Hoofdstuk 22-susan

Màu nền
Font chữ
Font size
Chiều cao dòng

Susan

Lucy en ik rennen al struikelend door het bos. Lucy's hand zit stevig in die van mij terwijl ik haar door het bos trek. Ik hoor haar snikkende ademhaling en ik dwing mezelf nog harder te lopen. Niemand mag haar meer aanraken! Het kan me niet schelen dat ik waardeloos ben, dankzij Hades en zijn moeder. Maar dat Luan zijn wachters op ons liet uitleven. Ik kokhals bij de gedachten. Toen de wachters met mij klaar waren en zich omdraaiden naar Lucy werd ik gek. Niemand komt aan mijn zusje! Niemand! "Susan" haar stem klinkt breekbaar. "Kunnen we even stoppen alsjeblieft?" Ik druk mijn hakken in de grond. "Ja" zeg ik met opeengeklemde kaken. Lucy laat zich meteen op de grond zakken. Ze hijgt zwaar.Ik leun tegen de dikke stam van een eikenboom. Vermoeid sluit ik mijn ogen. Waardeloos dat ben ik. Niks waard. Zo vaak misbruikt en geslagen, ik ben niks. Ik kan de tranen die in mijn ooghoeken branden net tegenhouden, ik moet sterk zijn voor Lucy. Ik pak haar hand en trek haar omhoog. "We moeten een schuilplaats zoeken voor de nacht" zeg ik zacht. Lucy slaat haar andere arm om mijn middel. Ze rilt. Zo lopen we door een steeds donkerder woud. Als ik een hol in de grond zie duw ik haar daarin en leg er een paar grote bladeren overheen. Hier moeten we maar meedoen. Ik zucht maar Lucy reageert niet meer. Ze slaapt al. Ik ga naast haar liggen en probeer haar koude lichaam warm te krijgen. Maar ook mijn ogen vallen dicht.
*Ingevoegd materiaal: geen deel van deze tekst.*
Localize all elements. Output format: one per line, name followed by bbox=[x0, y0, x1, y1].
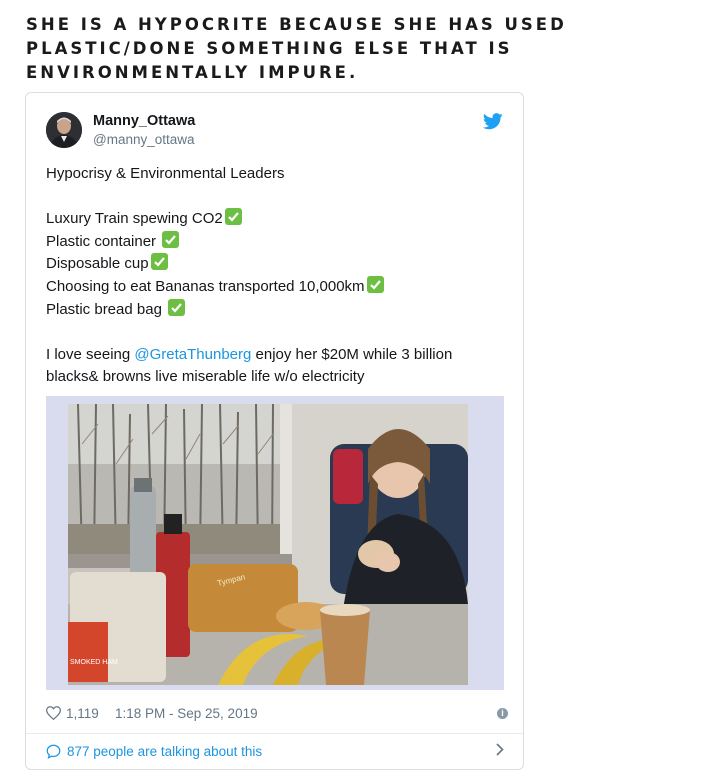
like-count[interactable]: 1,119 bbox=[66, 706, 99, 721]
talking-count[interactable]: 877 people are talking about this bbox=[67, 744, 262, 759]
divider bbox=[26, 733, 523, 734]
user-handle[interactable]: @manny_ottawa bbox=[93, 132, 195, 147]
avatar[interactable] bbox=[46, 112, 82, 148]
check-mark-icon bbox=[366, 275, 384, 293]
check-mark-icon bbox=[162, 230, 180, 248]
jar-label-word: SMOKED HAM bbox=[70, 659, 118, 666]
closing-line: blacks& browns live miserable life w/o e… bbox=[46, 368, 365, 386]
closing-text: I love seeing bbox=[46, 345, 135, 363]
closing-line: I love seeing @GretaThunberg enjoy her $… bbox=[46, 344, 506, 367]
checklist-item: Plastic bread bag bbox=[46, 298, 506, 322]
heart-icon[interactable] bbox=[45, 706, 62, 723]
checklist-item: Disposable cup bbox=[46, 253, 506, 276]
tweet-media[interactable]: SMOKED HAM Tympan bbox=[46, 396, 504, 690]
chevron-right-icon[interactable] bbox=[496, 743, 504, 759]
check-mark-icon bbox=[150, 253, 168, 271]
mention-link[interactable]: @GretaThunberg bbox=[134, 346, 251, 363]
check-mark-icon bbox=[224, 208, 242, 226]
checklist-item-text: Choosing to eat Bananas transported 10,0… bbox=[46, 277, 365, 295]
twitter-bird-icon[interactable] bbox=[482, 113, 503, 131]
article-headline: SHE IS A HYPOCRITE BECAUSE SHE HAS USED … bbox=[26, 15, 567, 82]
checklist-item: Plastic container bbox=[46, 230, 506, 254]
checklist-item-text: Plastic container bbox=[46, 232, 161, 250]
train-photo[interactable]: SMOKED HAM Tympan bbox=[68, 404, 468, 685]
checklist-item: Luxury Train spewing CO2 bbox=[46, 208, 506, 231]
checklist-item-text: Disposable cup bbox=[46, 255, 149, 273]
display-name[interactable]: Manny_Ottawa bbox=[93, 113, 195, 129]
info-icon[interactable]: i bbox=[497, 708, 508, 719]
speech-bubble-icon bbox=[46, 744, 61, 762]
tweet-body: Hypocrisy & Environmental Leaders Luxury… bbox=[46, 163, 506, 389]
check-mark-icon bbox=[168, 298, 186, 316]
embedded-tweet[interactable]: Manny_Ottawa @manny_ottawa Hypocrisy & E… bbox=[25, 92, 524, 770]
conversation-link[interactable]: 877 people are talking about this bbox=[46, 741, 506, 763]
checklist-item-text: Luxury Train spewing CO2 bbox=[46, 210, 223, 228]
tweet-title-line: Hypocrisy & Environmental Leaders bbox=[46, 165, 285, 182]
checklist-item-text: Plastic bread bag bbox=[46, 300, 167, 318]
checklist-item: Choosing to eat Bananas transported 10,0… bbox=[46, 275, 506, 299]
closing-text: enjoy her $20M while 3 billion bbox=[251, 345, 453, 363]
tweet-meta: 1,119 1:18 PM - Sep 25, 2019 i bbox=[45, 705, 508, 725]
tweet-timestamp[interactable]: 1:18 PM - Sep 25, 2019 bbox=[115, 706, 258, 721]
Na een tijdje weet ik dat dit een slapeloze nacht wordt.
Ik begin te denken; nadat ik in de afgrond was gevallen kwam ik in iemands armen terecht. Hij was wit als sneeuw en hij had te grote ogen voor een mens. En toen hij naar me grijnsde kwamen uit de hoeken van zijn mond scherpe tanden tevoorschijn. Daarna werd alles zwart.
Iemand met scherpe tanden en te grote ogen. Mijn adem stokt en ik krabbel uit het hol. Ik ga gehurkt op de grond zitten en probeer mijn ademhaling weer onder controle te krijgen. Dat is het monster dat uit me kwam, de zoon van Hades! Als ik de tranen nu weer voel branden achter mijn ogen laat ik ze vallen. Ik ga opgekruld op de bosgrond liggen. Mijn lichaam voelt zwaar en vies en na een lange tijd vallen mijn ogen dicht.
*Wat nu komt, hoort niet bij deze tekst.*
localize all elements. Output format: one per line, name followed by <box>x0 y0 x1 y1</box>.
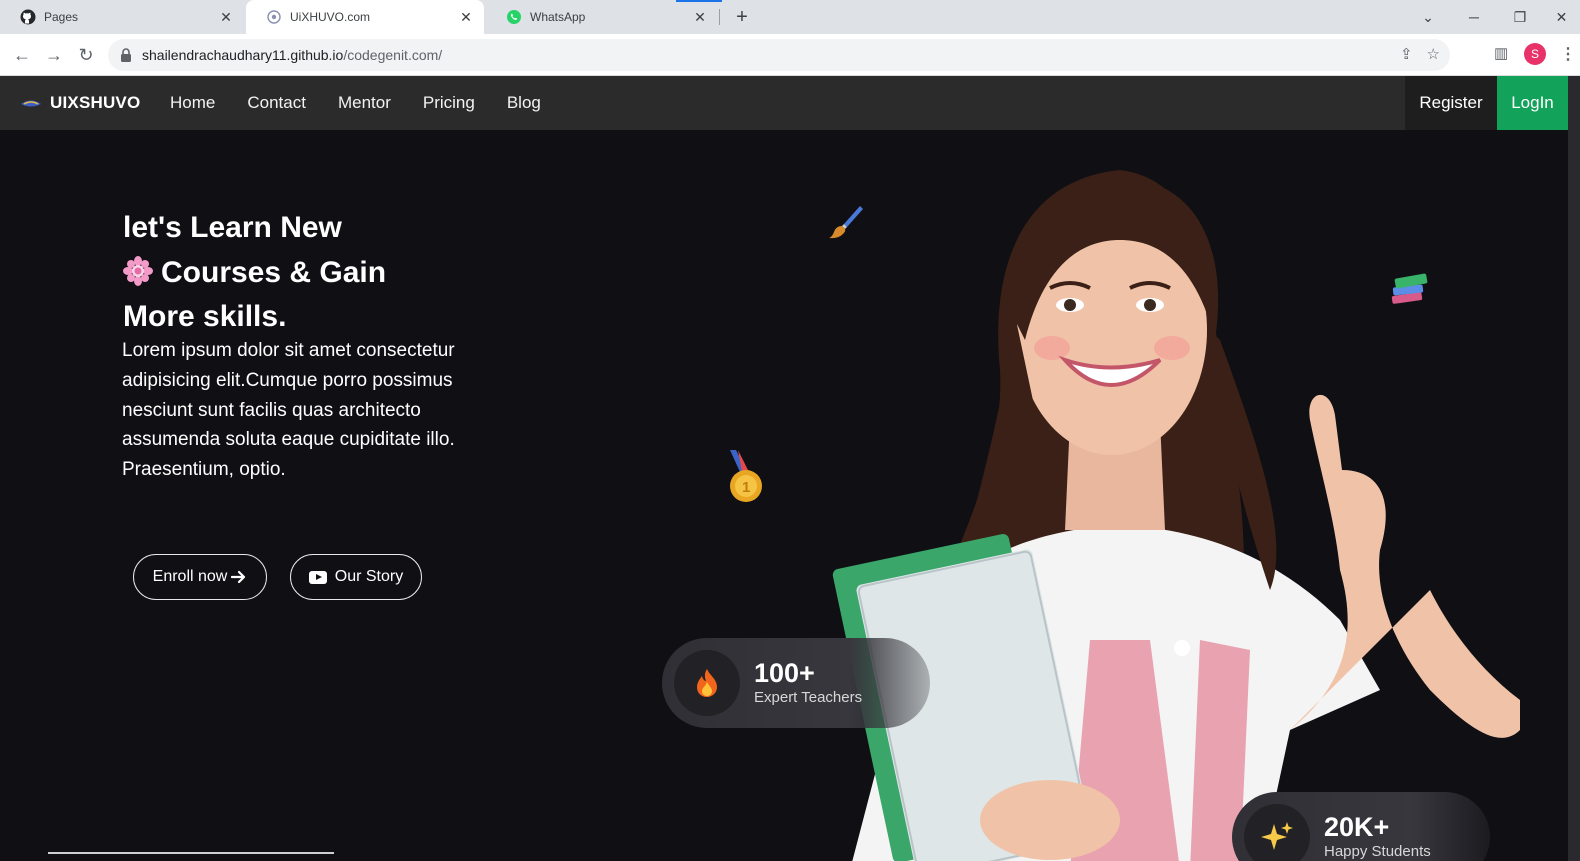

"Susan!" Ik word wild heen en weer geschud. "Ik wil naar huis" zegt Lucy. Ik draai me om en kijk haar aan. Haar gezicht is vies en haar haar zit door de war. Hier en daar valt een gouden parel op die door haar haar gevlochten waren. Ik knik en sta op. Het zonlicht komt door de bomen en de vogels zingen maar er liefst zo ik nu dood zijn, misschien is dat wel beter voor mijn familie. Caspian. Als zijn naam in me op komt verschijnt er een glimlach op mijn gezicht. Ik moet Caspian een troonopvolger geven! Dus moet ik blijven leven.. Het zware gevoel stroomt als een golf over me heen en mijn glimlach verdwijnt. Ik voel me waardeloos. "Susan" Lucy trekt aan mijn hand. Ik knipper met mijn ogen en probeer naar haar te glimlachen. "Suus, je hoeft niet te doen alsof. Je bent weer verkracht en je hebt mijn plaats ingenomen! Toen ze mij wilden verkrachten en ook de zweepslagen, allemaal voor mij.." Haar ogen glinsteren door de tranen. "Ik hou van je" zegt ze en valt me om de middel. Haar armen stevig om me heen geslagen. "Ik hou ook van jouw" zeg ik zacht terug. Lucy trekt me als een zombie mee het bos uit. Maar als we over een heuvel geklommen zijn en Cair Paravel kunnen zien kan ik geen adem meer krijgen. Dikke rook stijgt op van het kasteel en ik kan de vlammen zien. Cair Paravel brandt!